Berhati-hatilah kamu dari riyak karena
itu merupakan syirik terhadap Allah. Orang yang berbuat riyak pada hari kiamat
akan dipanggil di muka umum dengan empat nama: Hai kafir, hai orang yang
berdosa, hai penipu, hai orang yang rugi. Hilang semua amalmu dan batal
pahalamu, maka tidak ada bagian bagimu kini, dan mintalah pahalamu pada orang
yang kamu berbuat untuk mereka, wahai penipu.”
Riyak
merupakan sifat yang dimiliki orang munafik. Orang munafik hendak menipu Allah.
Penampilan fisiknya sebagaimana orang yang taat tetapi di dalam hatinya
terdapat riyak ingin dipuji manusia. Sesungguhnya orang munafik menipu dirinya
sendiri, karena nanti Allah akan membuka kebohongannya di hari kiamat dan
dirinya tidak mendapat pahala apapun dari Allah.
Abul-Laits
berkata: “Siapa yang ingin mendapat pahala amalnya di akhirat, maka harus
beramal dengan ikhlas kerana Allah tanpa riyak, kemudian melupakan amal itu
supaya tidak dirusak oleh rasa ujub (bangga diri) sebab memang menjaga taat itu
lebih berat daripada mengerjakannya.”
Maka
ketika kita harus melatih diri dalam beramal agar tidak rusak oleh hawa nafsu.
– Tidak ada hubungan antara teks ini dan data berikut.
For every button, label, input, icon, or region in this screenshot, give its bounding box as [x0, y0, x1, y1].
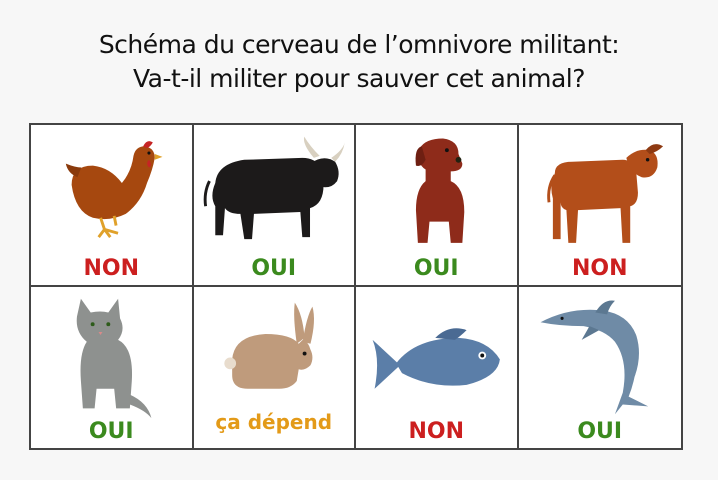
cell-calf: NON [518, 125, 681, 287]
verdict-label: NON [571, 255, 628, 281]
cell-cat: OUI [31, 286, 194, 448]
verdict-label: OUI [577, 419, 623, 444]
cell-dog: OUI [356, 125, 519, 287]
verdict-label: OUI [88, 419, 134, 444]
cell-dolphin: OUI [519, 287, 682, 449]
title-line-2: Va-t-il militer pour sauver cet animal? [133, 64, 585, 93]
verdict-label: OUI [251, 255, 297, 281]
cell-rabbit: ça dépend [194, 286, 356, 448]
animal-grid: NON OUI OUI NON OUI ça dépend NON OUI [29, 123, 683, 450]
page-title: Schéma du cerveau de l’omnivore militant… [0, 28, 718, 96]
verdict-label: ça dépend [215, 410, 333, 434]
verdict-label: NON [83, 255, 140, 281]
cell-bull: OUI [193, 125, 356, 287]
verdict-label: OUI [413, 255, 459, 281]
cell-chicken: NON [31, 125, 194, 287]
title-line-1: Schéma du cerveau de l’omnivore militant… [98, 30, 620, 59]
cell-fish: NON [356, 286, 519, 448]
verdict-label: NON [408, 419, 465, 444]
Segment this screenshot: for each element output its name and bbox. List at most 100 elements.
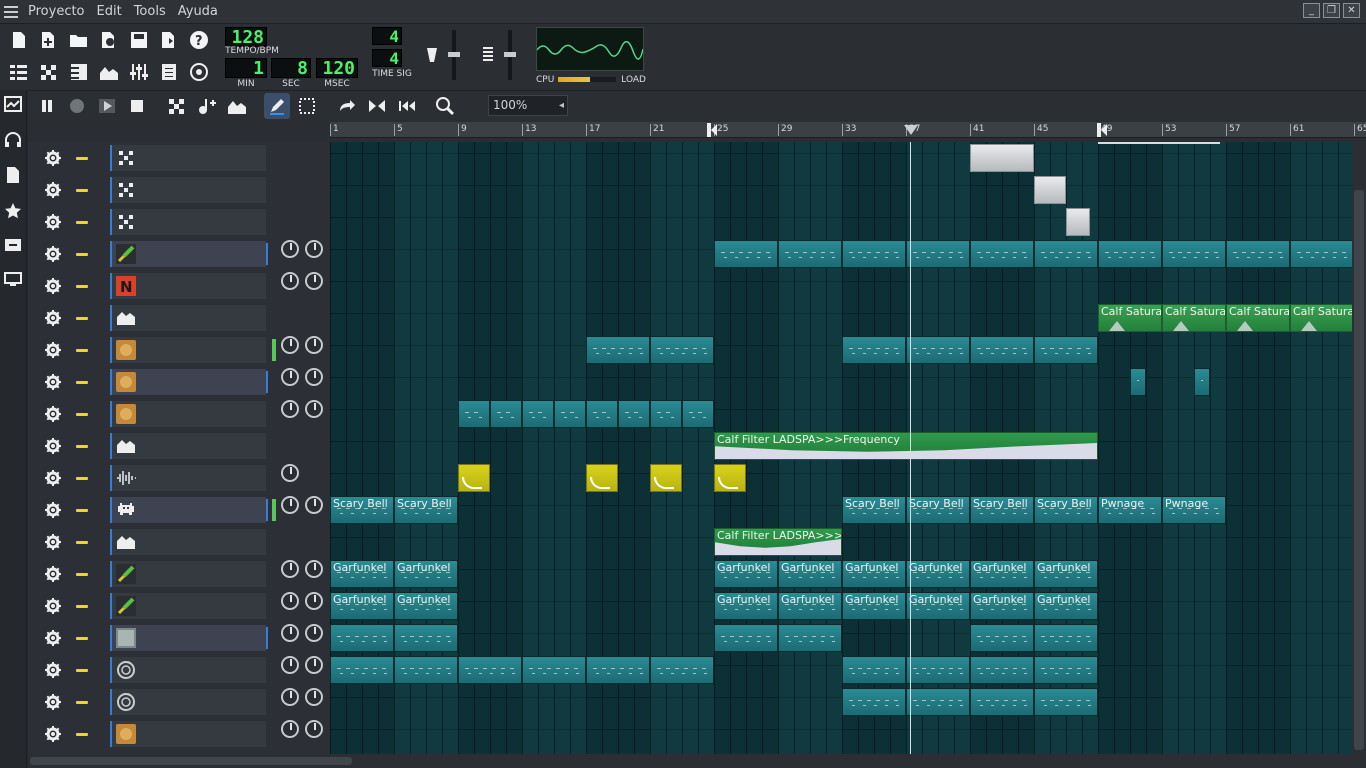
project-files-icon[interactable]	[3, 166, 23, 186]
new-from-template-icon[interactable]	[36, 27, 62, 53]
pattern-clip[interactable]	[1034, 336, 1098, 364]
track-name-button[interactable]	[110, 689, 266, 715]
mute-button[interactable]	[76, 605, 88, 608]
pattern-clip[interactable]	[650, 336, 714, 364]
volume-knob[interactable]	[281, 720, 299, 738]
record-play-icon[interactable]	[94, 93, 120, 119]
pattern-clip[interactable]	[906, 336, 970, 364]
pattern-clip[interactable]	[970, 656, 1034, 684]
pattern-clip[interactable]	[778, 240, 842, 268]
gear-icon[interactable]	[45, 566, 61, 582]
restore-button[interactable]: ❐	[1323, 3, 1340, 18]
pause-icon[interactable]	[34, 93, 60, 119]
volume-knob[interactable]	[281, 688, 299, 706]
pan-knob[interactable]	[305, 656, 323, 674]
gear-icon[interactable]	[45, 150, 61, 166]
sample-clip[interactable]	[650, 464, 682, 492]
volume-knob[interactable]	[281, 496, 299, 514]
volume-knob[interactable]	[281, 368, 299, 386]
pattern-clip[interactable]	[1226, 240, 1290, 268]
pattern-clip[interactable]: Garfunkel	[906, 560, 970, 588]
gear-icon[interactable]	[45, 662, 61, 678]
menu-ayuda[interactable]: Ayuda	[172, 4, 224, 19]
pattern-clip[interactable]	[586, 656, 650, 684]
gear-icon[interactable]	[45, 534, 61, 550]
gear-icon[interactable]	[45, 438, 61, 454]
track-name-button[interactable]	[110, 401, 266, 427]
pattern-clip[interactable]	[522, 656, 586, 684]
pattern-clip[interactable]	[1034, 656, 1098, 684]
pattern-clip[interactable]	[778, 624, 842, 652]
sample-clip[interactable]	[586, 464, 618, 492]
stop-behaviour-icon[interactable]	[394, 93, 420, 119]
pattern-clip[interactable]	[394, 656, 458, 684]
new-project-icon[interactable]	[6, 27, 32, 53]
track-name-button[interactable]	[110, 177, 266, 203]
pattern-clip[interactable]: Garfunkel	[714, 560, 778, 588]
pattern-clip[interactable]: Scary Bell	[842, 496, 906, 524]
pattern-clip[interactable]	[842, 240, 906, 268]
automation-clip[interactable]: Calf Satura	[1098, 304, 1162, 332]
gear-icon[interactable]	[45, 630, 61, 646]
track-name-button[interactable]	[110, 497, 266, 523]
track-name-button[interactable]	[110, 465, 266, 491]
song-editor-icon[interactable]	[6, 59, 32, 85]
pattern-clip[interactable]	[906, 656, 970, 684]
open-project-icon[interactable]	[66, 27, 92, 53]
loop-start-marker-icon[interactable]	[707, 123, 717, 137]
mute-button[interactable]	[76, 317, 88, 320]
gear-icon[interactable]	[45, 214, 61, 230]
gear-icon[interactable]	[45, 342, 61, 358]
pan-knob[interactable]	[305, 688, 323, 706]
pattern-clip[interactable]: Garfunkel	[970, 560, 1034, 588]
automation-clip[interactable]: Calf Satura	[1226, 304, 1290, 332]
pattern-clip[interactable]: Pwnage	[1162, 496, 1226, 524]
volume-knob[interactable]	[281, 624, 299, 642]
pattern-clip[interactable]	[842, 336, 906, 364]
pattern-clip[interactable]	[1034, 624, 1098, 652]
mute-button[interactable]	[76, 349, 88, 352]
pattern-clip[interactable]	[586, 336, 650, 364]
pattern-clip[interactable]: Garfunkel	[970, 592, 1034, 620]
automation-clip[interactable]: Calf Filter LADSPA>>>	[714, 528, 842, 556]
minimize-button[interactable]: _	[1303, 3, 1320, 18]
pattern-clip[interactable]	[970, 688, 1034, 716]
master-volume-slider[interactable]	[448, 30, 460, 80]
pattern-clip[interactable]: Scary Bell	[394, 496, 458, 524]
pan-knob[interactable]	[305, 240, 323, 258]
arrangement-grid[interactable]: Calf Satura Calf Satura Calf Satura Calf Sa…	[330, 142, 1352, 762]
loop-end-marker-icon[interactable]	[1097, 123, 1107, 137]
mute-button[interactable]	[76, 637, 88, 640]
gear-icon[interactable]	[45, 694, 61, 710]
pattern-clip[interactable]: Garfunkel	[714, 592, 778, 620]
pattern-clip[interactable]	[586, 400, 618, 428]
headphones-icon[interactable]	[3, 132, 23, 152]
mute-button[interactable]	[76, 477, 88, 480]
pan-knob[interactable]	[305, 272, 323, 290]
track-name-button[interactable]	[110, 657, 266, 683]
pattern-clip[interactable]: Garfunkel	[394, 560, 458, 588]
track-name-button[interactable]	[110, 529, 266, 555]
pattern-clip[interactable]	[842, 656, 906, 684]
gear-icon[interactable]	[45, 406, 61, 422]
pattern-clip[interactable]: Garfunkel	[394, 592, 458, 620]
track-name-button[interactable]	[110, 433, 266, 459]
oscilloscope[interactable]	[536, 27, 644, 71]
track-name-button[interactable]	[110, 593, 266, 619]
automation-clip[interactable]: Calf Filter LADSPA>>>Frequency	[714, 432, 1098, 460]
mute-button[interactable]	[76, 701, 88, 704]
auto-scroll-icon[interactable]	[334, 93, 360, 119]
mute-button[interactable]	[76, 669, 88, 672]
time-sig-numerator[interactable]: 4	[372, 27, 402, 46]
volume-knob[interactable]	[281, 272, 299, 290]
pan-knob[interactable]	[305, 400, 323, 418]
beat-editor-icon[interactable]	[36, 59, 62, 85]
pan-knob[interactable]	[305, 560, 323, 578]
track-name-button[interactable]: N	[110, 273, 266, 299]
add-sample-track-icon[interactable]	[194, 93, 220, 119]
track-name-button[interactable]	[110, 561, 266, 587]
pan-knob[interactable]	[305, 336, 323, 354]
mute-button[interactable]	[76, 733, 88, 736]
pattern-clip[interactable]: Garfunkel	[778, 592, 842, 620]
record-icon[interactable]	[64, 93, 90, 119]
Amal harus dibersihkan dari sifat riyak, yaitu beramal karena ingin dilihat
oleh manusia. Dengan cara memperbaiki niat dalam beramal hanya mengharap Ridho
Allah. Setelah amal bersih dari riyak, kita harus waspada dari sifat ujub,
yaitu merasa bangga diri dengan amal yang kita perbuat. Kita harus
menghilangkan rasa bangga terhadap diri tersebut karena akan merusak pahala
amal perbuatan kita. Ketika kita ingin mendapat pahala amal perbuatan di hari
kiamat, maka kita harus melatih diri kita untuk beramal hanya karena Allah. Dan
menghilangkan riyak dan rasa ujub pada diri sendiri. Riya' merupaka sifat yang
membutuhkan orang lain, sedangkan ujub sifat yang tidak membutuhkan orang lain.
Abu Bakar
Alwaasithi berkata: “Menjaga kebaikan taat itu lebih berat daripada
mengerjakannya sebab ia bagaikan kaca yang mudah pecah dan tidak dapat
ditambal. Maka setiap amal yang dihinggapi riyak akan rusak dan setiap amal
yang dihinggapi ujub (bangga diri) maka akan rusak. Apabila seorang dapat
menghilangkan rasa riyak dalam amalnya maka harus berbuat yang demikian, tetapi
apabila tidak dapat menghilangkannya maka jangan sampai tidak beramal kerana
belum dapat menghilangkan riyak. Sebaiknya ia harus tetap beramal kemudian
membaca istighfar terhadap sifat riyak tersebut, kemudian bermohon kepada Allah
agar di lain hari diberi taufiq untuk ikhlas dalam amal-amal yang lain.”
Menjaga
hati agar bersih dari sifat riya' dan sifat ujub tersebut adalah lebih berat
daripada melakukan amalan itu sendiri. Dan hal ini merupakan tantangan
seseorang di dalam menjaga nafsu. Maka kita harus mengevaluasi diri apakah amal
kita masih ada sifat riyak dan ujub tersebut. Supaya pahala amal kita tidak hilang di hari kiamat. Dan bermunajat
kepada Allah agar diberi taufik untuk diberi keikhlasan dalam beramal.
Kyai
menjelaskan bahwa seseorang yang beramal ikhlas lahir dan batin akan
berpengaruh pada akhlak yang mulia. Keikhlasan dalam beramal dicontohkan oleh
para Nabi terdahulu dalam berjuang di jalan Allah. Seseorang yang ikhlas
memahami segala sesuatu hanyalah milik Allah dan hatinya senantiasa hanya
mencari ridho Allah.
Kajian
ditutup dengan doa oleh Kyai Nur Khasan.